Bağımsızlık İlkesinin Tanımı ve Önemi
Bağımsızlık ilkesi URDG 758’in “Garanti ve kontrgarantinin bağımsızlığı” başlıklı 5. maddesinde açıkça düzenlenmiştir. Bağımsızlık ilkesi, teminat mektubu ilişkilerinde, garantörün taahhüdünün altta yatan sözleşmeden bağımsız olduğunu ifade eder. Başka bir deyişle, teminat mektubu bir “aksesuar” (bağımlı) değil, kendi başına ayrı bir borç doğurur. Dolayısıyla, talep garantilerinde lehtar ile muhatap arasında mevcut olan temel borç ilişkisinden kaynaklanan savunma ve itirazlar (temel ilişkinin geçersizliği, sona ermiş olması veya muhatabın edimini ifa etmemesi gibi durumlar) garantör tarafından ileri sürülemez. Aynı şekilde, garantör banka ile lehtar arasındaki teminat mektubunun düzenlenmesine ilişkin ilişkiden doğan (lehtarın garanti masraflarını ödememiş olması gibi) itiraz ve def’iler de talep garantisi kapsamında dikkate alınamaz. Kısacası, garantörün ödeme taahhüdü, yalnızca garanti metninde yer alan şartlarla sınırlıdır ve bu taahhüt, garantör ile muhatap dışındaki herhangi bir ilişkiye dayanan savunmalardan etkilenmez.
Uygulamada Bağımsızlık İlkesinin Etkileri
Bağımsızlık ilkesi, uygulamada ciddi avantajlar sağlamakla birlikte bazı riskleri de beraberinde getirir. Teminat mektuplarının, esas sözleşmeden bağımsız olması, yüklenicilerin veya satıcıların haksız ödemelerle karşı karşıya kalmasına neden olmaktadır. Bu bağlamda, bağımsızlık ilkesinin bir yansıması olarak karşımıza çıkan önemli bir düzenleme de kısmi ödeme taleplerine imkan tanınmasıdır. URDG 758 madde 9/b’ye göre, lehtar garanti tutarının tamamı için tek seferde talepte bulunabileceği gibi, zararının sadece bir kısmı gerçekleşmişse kısmi ödeme talebinde de bulunabilir. Örnek vermek gerekirse; bir inşaat sözleşmesinde yüklenicinin gecikmesi nedeniyle işveren 100.000 USD tutarında bir talep garantisi temin etmişse; eğer gecikmeden doğan zarar ilk aşamada 25.000 USD ise, lehtar bu tutar için kısmi ödeme talebinde bulunabilir.

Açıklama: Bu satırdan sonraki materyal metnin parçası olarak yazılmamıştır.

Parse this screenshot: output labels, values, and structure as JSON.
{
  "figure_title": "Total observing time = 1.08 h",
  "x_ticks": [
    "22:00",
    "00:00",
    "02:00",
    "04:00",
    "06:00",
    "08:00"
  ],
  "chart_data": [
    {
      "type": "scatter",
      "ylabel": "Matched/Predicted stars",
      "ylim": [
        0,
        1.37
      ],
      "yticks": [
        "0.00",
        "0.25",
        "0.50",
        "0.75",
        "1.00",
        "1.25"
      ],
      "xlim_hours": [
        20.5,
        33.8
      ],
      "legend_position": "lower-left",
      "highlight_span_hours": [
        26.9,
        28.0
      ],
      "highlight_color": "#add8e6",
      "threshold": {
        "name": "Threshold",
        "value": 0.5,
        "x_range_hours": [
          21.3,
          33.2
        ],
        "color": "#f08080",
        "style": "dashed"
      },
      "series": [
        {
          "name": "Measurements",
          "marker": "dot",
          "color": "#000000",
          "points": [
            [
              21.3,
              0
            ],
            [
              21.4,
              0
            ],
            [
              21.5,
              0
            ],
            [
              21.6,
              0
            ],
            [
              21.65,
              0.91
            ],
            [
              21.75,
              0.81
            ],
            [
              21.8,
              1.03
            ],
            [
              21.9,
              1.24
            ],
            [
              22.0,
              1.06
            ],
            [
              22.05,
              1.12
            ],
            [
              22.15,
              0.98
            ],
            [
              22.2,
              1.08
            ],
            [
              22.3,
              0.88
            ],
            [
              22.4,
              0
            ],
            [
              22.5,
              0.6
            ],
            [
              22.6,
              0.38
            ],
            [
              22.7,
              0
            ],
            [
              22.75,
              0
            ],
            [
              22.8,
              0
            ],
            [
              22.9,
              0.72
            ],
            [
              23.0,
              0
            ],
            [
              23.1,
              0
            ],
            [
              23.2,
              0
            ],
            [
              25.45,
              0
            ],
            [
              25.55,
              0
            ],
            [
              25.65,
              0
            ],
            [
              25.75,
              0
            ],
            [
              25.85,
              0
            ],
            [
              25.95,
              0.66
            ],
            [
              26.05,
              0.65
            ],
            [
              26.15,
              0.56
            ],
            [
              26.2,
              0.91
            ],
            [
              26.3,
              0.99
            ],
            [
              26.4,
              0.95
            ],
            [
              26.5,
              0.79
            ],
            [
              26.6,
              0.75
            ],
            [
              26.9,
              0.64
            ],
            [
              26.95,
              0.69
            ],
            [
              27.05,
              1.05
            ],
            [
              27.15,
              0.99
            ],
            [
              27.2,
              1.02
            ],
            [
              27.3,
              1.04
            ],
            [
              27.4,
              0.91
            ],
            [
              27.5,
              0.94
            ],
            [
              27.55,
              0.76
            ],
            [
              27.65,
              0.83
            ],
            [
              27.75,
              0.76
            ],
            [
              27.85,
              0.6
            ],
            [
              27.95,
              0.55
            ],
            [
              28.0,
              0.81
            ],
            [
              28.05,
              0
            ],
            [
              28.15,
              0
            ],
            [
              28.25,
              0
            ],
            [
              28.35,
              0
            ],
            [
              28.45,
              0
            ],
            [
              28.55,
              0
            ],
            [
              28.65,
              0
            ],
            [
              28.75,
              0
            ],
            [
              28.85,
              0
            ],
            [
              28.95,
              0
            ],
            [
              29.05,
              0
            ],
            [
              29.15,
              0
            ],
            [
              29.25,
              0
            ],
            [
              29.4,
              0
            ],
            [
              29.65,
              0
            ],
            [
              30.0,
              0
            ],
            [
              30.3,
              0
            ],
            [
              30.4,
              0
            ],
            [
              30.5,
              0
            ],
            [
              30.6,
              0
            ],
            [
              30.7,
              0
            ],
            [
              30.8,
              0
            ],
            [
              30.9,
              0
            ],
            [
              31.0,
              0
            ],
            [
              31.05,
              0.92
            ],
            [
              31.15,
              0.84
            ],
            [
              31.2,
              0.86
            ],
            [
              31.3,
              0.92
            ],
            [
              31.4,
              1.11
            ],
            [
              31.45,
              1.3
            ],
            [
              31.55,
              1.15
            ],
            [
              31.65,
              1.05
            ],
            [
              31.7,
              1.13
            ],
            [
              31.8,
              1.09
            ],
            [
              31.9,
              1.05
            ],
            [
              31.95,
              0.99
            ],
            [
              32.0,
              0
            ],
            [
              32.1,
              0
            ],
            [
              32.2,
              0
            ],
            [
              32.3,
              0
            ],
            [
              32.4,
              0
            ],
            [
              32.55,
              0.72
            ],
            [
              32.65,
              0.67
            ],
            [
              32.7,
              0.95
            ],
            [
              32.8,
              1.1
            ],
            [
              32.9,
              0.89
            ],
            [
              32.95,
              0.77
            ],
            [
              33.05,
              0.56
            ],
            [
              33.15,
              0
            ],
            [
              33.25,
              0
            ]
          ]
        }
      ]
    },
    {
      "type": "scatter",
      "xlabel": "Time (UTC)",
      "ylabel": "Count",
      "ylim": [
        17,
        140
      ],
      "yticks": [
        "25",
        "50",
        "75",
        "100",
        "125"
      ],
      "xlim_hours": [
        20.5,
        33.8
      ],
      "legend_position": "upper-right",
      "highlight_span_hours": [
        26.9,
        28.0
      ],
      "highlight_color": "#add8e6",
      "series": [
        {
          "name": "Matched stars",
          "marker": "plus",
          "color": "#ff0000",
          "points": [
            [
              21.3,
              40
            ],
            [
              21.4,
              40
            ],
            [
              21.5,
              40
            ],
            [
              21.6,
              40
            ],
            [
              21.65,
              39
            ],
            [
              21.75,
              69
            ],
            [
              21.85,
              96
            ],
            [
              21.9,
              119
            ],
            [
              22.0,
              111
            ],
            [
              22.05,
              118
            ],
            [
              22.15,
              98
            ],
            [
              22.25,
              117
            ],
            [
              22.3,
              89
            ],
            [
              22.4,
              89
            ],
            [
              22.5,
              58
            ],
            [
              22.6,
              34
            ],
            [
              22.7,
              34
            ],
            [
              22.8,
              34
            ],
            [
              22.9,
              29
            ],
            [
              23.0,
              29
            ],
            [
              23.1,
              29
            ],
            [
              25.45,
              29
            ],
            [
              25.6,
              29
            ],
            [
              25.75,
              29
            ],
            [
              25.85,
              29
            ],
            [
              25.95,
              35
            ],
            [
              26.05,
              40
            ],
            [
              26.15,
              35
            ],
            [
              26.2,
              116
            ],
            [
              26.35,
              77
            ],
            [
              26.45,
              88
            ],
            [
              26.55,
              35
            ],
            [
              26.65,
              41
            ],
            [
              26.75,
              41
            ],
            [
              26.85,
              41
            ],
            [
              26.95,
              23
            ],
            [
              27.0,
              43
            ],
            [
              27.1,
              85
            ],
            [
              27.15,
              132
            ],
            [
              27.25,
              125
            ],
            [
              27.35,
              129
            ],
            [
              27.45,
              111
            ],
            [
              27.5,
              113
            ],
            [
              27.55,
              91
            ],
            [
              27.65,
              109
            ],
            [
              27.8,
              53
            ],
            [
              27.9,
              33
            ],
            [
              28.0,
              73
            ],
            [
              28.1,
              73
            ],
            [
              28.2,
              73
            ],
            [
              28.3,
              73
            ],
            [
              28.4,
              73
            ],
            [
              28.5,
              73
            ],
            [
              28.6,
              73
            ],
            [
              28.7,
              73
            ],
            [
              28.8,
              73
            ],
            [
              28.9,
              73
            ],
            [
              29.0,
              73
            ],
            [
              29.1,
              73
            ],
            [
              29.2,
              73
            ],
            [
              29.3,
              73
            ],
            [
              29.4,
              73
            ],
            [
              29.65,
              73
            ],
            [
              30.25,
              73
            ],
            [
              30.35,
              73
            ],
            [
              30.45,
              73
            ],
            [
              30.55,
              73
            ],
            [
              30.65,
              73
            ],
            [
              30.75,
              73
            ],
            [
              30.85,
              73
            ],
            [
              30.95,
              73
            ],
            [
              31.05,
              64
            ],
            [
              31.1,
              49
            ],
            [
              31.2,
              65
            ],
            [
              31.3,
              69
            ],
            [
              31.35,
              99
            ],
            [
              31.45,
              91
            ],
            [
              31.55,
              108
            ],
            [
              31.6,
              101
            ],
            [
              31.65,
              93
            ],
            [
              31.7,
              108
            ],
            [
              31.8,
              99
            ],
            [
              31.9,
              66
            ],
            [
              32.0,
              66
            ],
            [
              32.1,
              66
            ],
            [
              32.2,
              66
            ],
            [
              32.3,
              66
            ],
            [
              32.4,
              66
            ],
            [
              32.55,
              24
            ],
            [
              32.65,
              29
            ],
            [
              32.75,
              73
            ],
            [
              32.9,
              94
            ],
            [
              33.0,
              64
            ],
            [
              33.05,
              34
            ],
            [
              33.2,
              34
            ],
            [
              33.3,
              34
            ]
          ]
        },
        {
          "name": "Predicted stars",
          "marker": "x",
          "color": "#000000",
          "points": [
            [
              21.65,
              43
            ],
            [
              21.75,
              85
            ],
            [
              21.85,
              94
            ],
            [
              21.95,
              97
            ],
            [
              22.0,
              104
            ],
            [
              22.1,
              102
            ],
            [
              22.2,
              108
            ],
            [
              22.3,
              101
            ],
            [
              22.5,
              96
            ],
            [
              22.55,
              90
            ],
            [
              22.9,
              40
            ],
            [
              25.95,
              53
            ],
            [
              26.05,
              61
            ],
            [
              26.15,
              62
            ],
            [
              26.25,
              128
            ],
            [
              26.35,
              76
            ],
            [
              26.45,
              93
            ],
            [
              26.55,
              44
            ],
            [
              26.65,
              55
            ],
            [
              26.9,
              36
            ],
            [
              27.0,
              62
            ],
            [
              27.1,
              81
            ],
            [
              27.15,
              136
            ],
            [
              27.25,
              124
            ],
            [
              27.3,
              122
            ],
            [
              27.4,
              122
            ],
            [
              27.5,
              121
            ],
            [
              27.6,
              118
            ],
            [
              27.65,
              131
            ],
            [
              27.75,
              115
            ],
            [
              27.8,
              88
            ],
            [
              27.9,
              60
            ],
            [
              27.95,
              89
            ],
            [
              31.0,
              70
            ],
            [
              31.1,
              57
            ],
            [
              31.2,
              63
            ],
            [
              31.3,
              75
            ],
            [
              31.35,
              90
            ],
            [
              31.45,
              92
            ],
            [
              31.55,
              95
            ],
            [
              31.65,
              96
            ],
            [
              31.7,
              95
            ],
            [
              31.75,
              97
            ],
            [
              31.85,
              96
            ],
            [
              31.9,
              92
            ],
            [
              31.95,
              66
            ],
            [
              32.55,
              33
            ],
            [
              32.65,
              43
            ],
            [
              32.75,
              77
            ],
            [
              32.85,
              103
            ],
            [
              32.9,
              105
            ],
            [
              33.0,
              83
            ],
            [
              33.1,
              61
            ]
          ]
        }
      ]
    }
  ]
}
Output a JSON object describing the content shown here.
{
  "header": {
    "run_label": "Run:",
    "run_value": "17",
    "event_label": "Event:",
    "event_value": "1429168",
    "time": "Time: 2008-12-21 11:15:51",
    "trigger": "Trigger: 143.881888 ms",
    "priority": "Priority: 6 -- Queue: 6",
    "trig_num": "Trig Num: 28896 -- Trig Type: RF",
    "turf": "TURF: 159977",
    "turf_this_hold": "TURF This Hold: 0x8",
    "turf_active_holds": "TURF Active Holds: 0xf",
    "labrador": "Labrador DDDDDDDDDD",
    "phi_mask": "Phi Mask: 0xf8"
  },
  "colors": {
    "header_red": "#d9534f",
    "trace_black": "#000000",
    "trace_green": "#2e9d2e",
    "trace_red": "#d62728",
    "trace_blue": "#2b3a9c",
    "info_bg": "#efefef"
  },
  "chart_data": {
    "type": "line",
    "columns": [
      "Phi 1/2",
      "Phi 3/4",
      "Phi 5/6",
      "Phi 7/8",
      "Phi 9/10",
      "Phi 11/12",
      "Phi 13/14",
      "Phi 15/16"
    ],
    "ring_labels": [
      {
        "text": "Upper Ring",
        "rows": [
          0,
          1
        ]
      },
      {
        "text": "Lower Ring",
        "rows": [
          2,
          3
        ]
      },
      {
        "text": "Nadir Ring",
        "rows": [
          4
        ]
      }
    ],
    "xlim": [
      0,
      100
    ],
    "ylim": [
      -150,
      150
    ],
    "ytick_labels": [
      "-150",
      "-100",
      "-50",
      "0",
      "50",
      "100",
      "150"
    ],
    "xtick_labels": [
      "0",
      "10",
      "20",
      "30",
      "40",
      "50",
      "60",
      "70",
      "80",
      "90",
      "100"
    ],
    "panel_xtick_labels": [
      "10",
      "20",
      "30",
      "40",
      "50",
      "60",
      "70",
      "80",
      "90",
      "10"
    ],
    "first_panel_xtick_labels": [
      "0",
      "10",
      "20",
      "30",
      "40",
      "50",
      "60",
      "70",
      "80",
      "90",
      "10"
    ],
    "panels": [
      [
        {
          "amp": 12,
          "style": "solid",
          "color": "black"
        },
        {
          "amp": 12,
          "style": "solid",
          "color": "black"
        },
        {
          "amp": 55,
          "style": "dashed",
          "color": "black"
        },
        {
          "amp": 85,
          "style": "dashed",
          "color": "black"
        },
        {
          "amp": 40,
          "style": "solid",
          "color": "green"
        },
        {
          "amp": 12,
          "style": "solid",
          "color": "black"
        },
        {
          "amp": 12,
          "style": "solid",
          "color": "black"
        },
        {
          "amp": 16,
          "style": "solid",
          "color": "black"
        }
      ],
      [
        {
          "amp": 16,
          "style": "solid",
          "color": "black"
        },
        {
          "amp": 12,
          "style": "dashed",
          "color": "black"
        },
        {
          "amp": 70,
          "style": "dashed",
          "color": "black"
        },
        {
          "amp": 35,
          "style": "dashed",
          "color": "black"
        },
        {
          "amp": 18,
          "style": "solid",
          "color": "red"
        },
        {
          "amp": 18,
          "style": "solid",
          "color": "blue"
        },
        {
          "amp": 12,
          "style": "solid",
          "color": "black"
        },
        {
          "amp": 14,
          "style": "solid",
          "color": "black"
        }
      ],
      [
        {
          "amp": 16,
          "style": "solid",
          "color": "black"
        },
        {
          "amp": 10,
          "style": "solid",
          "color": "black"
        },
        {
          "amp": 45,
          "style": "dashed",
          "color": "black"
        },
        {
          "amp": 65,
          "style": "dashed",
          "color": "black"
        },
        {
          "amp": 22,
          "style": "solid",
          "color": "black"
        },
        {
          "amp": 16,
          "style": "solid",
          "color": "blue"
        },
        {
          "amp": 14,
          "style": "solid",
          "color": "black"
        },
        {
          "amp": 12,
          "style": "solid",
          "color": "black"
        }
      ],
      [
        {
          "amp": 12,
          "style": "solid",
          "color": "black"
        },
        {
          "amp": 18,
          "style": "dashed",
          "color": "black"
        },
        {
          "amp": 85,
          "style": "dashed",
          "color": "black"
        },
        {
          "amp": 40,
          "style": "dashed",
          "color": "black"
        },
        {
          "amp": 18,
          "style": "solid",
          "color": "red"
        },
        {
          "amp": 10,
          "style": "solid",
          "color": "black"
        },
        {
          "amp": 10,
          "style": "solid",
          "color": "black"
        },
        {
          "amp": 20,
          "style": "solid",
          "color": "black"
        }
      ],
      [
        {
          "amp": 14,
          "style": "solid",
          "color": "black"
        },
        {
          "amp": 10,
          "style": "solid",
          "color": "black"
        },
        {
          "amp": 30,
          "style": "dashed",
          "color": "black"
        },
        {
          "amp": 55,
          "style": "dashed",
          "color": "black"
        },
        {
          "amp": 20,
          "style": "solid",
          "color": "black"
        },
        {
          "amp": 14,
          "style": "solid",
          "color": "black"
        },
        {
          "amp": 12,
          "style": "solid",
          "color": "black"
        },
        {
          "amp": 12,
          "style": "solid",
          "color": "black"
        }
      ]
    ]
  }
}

Bu yapı, özellikle uzun süreli projelerde veya ifa sürecinin kademeli olarak gerçekleştiği sözleşmelerde, zararların bir defada tespit edilemediği durumlarda etkin bir çözüm sunar. Lehtar açısından, tüm zararın oluşmasını beklemeksizin güvence altına alınması; garantör bakımından ise belgeye dayalı, sınırlı ve şeklen belirli taleplerle muhatap olunması avantaj teşkil eder. Ancak bu yöntemin işlevsel kalabilmesi için, garanti süresi sona ermeden önce zararların usulüne uygun olarak talep edilmesi ve her bir talebin ayrı ayrı URDG hükümlerine uygun biçimde hazırlanması gerekir.
Sonuç
Sonuç olarak, URDG 758 kapsamında teminat mektuplarının bağımsızlığı, garantörün sadece kendi taahhüdü ile bağlı olduğunu ve başkaca sözleşmesel ilişkilerden etkilenmediğini ifade eder. Bu yapı, lehtara güçlü ve esnek bir ödeme güvenliği sağlarken, kısmi ödeme imkânı sayesinde zararların gelişen süreç içinde tazmin edilmesine de olanak verir. Teminat mektuplarının işlevselliği, büyük ölçüde bu iki yapısal özelliğin etkin şekilde uygulanmasına bağlıdır.